Since FTJam supports regular expression replacement, I think a simple
extension to fix this should be possible. Here is my proposal...

<SNIP>

!!! COOL !!!

I'm pretty sure that FTJam's regular expression replacement facilities give
us what's needed to distinguish <...> from "..." #includes. I just need to
change the HDRPATTERN to pass the quote/angle-bracket characters.

I will try making this change. To do so, I need to settle on an #include
search policy for the build system. Although I think it is possible to
support different #include searching strategies for different toolsets, it
would be best if we could make all toolsets behave the same in this regard.
Otherwise, we aren't really getting cross-platform behavior, are we?

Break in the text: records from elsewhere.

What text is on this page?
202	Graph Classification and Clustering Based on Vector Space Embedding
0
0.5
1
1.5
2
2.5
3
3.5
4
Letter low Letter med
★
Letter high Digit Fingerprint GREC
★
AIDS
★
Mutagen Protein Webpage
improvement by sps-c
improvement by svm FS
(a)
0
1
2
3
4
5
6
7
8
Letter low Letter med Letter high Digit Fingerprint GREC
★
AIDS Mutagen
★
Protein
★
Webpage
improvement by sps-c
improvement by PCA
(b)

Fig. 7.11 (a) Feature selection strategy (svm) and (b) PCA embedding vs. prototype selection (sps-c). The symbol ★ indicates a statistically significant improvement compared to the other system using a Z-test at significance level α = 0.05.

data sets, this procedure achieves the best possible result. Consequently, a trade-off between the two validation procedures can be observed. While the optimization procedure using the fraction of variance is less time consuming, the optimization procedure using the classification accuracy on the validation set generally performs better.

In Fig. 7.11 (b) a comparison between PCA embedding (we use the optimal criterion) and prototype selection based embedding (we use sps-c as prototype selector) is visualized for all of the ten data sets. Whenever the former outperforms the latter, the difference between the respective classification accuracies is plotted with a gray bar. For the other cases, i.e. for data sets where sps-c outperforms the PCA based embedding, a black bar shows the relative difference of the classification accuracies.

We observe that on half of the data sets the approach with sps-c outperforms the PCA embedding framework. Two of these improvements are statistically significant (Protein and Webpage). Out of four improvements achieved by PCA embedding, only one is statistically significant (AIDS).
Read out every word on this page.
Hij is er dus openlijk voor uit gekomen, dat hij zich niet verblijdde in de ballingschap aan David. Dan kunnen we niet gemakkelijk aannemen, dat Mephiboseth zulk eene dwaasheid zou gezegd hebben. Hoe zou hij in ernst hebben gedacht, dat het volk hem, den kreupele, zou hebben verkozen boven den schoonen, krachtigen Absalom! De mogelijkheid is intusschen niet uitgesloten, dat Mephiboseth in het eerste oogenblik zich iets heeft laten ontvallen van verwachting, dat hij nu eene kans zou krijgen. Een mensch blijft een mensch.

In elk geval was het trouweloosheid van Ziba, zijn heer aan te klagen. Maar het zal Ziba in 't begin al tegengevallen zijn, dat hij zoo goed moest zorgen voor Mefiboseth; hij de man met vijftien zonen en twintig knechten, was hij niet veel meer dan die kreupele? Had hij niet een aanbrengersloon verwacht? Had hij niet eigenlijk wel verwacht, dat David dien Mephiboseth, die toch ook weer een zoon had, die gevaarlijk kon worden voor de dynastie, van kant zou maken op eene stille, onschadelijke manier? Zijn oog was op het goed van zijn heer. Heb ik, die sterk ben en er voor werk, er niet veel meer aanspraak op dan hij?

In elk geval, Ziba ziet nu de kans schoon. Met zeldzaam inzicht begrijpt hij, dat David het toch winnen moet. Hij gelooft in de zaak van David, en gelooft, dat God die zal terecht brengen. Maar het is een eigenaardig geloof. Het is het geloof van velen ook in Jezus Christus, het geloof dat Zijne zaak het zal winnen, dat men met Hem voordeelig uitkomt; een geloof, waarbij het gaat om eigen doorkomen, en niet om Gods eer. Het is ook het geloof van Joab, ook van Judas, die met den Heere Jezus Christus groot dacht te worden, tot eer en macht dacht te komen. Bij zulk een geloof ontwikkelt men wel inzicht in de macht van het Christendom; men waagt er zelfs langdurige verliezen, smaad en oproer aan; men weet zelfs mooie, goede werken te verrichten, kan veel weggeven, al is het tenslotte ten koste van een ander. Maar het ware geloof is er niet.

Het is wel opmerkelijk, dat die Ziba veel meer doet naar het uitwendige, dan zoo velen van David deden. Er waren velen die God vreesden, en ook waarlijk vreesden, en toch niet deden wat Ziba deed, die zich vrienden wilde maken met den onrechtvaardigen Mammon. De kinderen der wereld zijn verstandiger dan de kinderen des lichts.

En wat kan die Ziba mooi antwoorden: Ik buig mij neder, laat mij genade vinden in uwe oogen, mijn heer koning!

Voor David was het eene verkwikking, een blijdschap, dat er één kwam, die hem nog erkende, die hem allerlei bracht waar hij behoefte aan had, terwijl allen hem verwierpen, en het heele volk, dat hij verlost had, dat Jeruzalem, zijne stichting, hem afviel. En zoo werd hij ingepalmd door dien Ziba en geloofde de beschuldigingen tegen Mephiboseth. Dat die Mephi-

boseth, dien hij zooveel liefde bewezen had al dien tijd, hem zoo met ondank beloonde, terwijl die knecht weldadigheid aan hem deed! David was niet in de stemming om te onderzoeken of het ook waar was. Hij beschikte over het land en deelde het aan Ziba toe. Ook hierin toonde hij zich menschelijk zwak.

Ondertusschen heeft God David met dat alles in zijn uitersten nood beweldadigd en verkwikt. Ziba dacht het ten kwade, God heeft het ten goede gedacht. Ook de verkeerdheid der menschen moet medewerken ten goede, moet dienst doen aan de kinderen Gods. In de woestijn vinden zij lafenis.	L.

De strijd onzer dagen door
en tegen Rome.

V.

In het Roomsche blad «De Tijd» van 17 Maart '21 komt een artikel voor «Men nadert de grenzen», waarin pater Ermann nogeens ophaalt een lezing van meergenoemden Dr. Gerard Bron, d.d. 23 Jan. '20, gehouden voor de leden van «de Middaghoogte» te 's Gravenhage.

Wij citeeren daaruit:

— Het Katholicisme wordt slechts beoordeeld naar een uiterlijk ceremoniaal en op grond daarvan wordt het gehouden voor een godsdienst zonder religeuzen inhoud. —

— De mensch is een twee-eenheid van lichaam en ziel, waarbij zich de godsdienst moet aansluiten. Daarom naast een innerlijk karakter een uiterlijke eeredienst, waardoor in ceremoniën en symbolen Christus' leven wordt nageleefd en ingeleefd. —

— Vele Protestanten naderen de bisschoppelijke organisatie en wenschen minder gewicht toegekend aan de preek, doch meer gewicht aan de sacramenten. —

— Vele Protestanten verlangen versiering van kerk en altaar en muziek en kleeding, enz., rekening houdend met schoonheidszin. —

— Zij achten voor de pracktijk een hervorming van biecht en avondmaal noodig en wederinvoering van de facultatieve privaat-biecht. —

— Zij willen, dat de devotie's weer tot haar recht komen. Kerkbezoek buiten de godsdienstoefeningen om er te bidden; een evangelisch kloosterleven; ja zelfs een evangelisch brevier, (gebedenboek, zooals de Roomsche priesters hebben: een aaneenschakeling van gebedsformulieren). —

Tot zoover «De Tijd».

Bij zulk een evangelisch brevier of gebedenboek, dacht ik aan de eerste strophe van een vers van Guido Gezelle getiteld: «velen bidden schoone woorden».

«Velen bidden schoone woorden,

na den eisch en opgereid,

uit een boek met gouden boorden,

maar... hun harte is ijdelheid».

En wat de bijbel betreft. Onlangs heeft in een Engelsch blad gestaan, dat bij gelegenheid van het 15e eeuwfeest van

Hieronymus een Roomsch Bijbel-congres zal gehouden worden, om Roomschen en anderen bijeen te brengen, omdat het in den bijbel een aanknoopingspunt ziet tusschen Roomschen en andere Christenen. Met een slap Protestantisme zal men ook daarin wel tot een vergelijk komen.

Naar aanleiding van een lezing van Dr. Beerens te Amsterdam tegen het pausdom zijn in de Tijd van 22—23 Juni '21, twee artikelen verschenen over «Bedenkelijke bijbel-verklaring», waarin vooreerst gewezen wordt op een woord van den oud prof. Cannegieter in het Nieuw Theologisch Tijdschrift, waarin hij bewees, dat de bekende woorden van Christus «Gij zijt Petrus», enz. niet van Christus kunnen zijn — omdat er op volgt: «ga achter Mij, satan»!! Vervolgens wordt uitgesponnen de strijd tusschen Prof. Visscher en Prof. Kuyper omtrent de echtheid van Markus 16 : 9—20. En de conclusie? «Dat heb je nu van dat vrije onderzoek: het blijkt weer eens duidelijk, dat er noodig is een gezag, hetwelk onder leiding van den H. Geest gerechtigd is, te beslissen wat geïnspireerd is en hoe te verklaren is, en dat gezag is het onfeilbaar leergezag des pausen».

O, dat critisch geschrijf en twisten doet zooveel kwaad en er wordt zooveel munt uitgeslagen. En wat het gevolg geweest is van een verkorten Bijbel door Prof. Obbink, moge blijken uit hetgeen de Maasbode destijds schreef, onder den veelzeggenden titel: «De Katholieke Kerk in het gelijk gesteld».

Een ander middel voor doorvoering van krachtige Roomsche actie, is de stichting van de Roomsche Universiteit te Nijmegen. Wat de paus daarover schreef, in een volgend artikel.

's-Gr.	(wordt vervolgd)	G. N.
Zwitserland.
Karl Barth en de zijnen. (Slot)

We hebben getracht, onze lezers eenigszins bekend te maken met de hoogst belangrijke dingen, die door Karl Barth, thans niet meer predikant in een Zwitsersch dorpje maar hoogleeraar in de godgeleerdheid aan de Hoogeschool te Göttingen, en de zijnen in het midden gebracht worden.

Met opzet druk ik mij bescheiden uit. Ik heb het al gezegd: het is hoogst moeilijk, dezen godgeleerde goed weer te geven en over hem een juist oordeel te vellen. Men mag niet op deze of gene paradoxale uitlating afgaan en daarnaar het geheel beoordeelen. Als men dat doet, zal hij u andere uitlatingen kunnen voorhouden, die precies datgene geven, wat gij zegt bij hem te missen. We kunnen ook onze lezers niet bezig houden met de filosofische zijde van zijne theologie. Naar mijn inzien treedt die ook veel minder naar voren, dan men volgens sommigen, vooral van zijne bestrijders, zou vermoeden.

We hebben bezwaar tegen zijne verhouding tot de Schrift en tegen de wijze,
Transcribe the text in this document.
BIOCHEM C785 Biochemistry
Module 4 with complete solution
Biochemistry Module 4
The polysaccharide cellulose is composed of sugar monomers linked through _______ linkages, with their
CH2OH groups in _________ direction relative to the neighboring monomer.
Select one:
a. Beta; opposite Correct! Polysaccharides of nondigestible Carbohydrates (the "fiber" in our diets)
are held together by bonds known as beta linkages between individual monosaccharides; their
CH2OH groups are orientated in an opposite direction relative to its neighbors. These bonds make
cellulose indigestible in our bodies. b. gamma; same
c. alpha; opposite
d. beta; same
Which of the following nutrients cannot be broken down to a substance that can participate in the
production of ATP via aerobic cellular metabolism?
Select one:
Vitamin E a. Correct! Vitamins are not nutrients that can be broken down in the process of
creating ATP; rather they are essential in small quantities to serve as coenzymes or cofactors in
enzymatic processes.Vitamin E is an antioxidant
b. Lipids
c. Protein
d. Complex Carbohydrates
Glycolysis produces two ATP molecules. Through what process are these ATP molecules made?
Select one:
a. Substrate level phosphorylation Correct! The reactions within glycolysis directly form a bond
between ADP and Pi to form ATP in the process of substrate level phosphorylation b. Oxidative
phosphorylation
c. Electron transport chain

AFAIK, the VC6 policy is a lowest-common denominator policy which all
toolsets can support. Hmm, now that I look at it, I'm a little worried. The
documentation for #include "..." says:

    This form instructs the preprocessor to look for include files
    in the same directory of the file that contains the #include
    statement, and then in the directories of whatever files that
    include (#include) that file. The preprocessor then searches
    along the path specified by the /I compiler option, then along
    paths specified by the INCLUDE environment variable

I worry about that parent file search feature. Hmm, isn't that /very/
fragile? It seems to mean that the file selected by #include "xxxx" may
depend on some "random" chain of #include parents.

So, maybe that should have some bearing on our #include policy (use <...>?)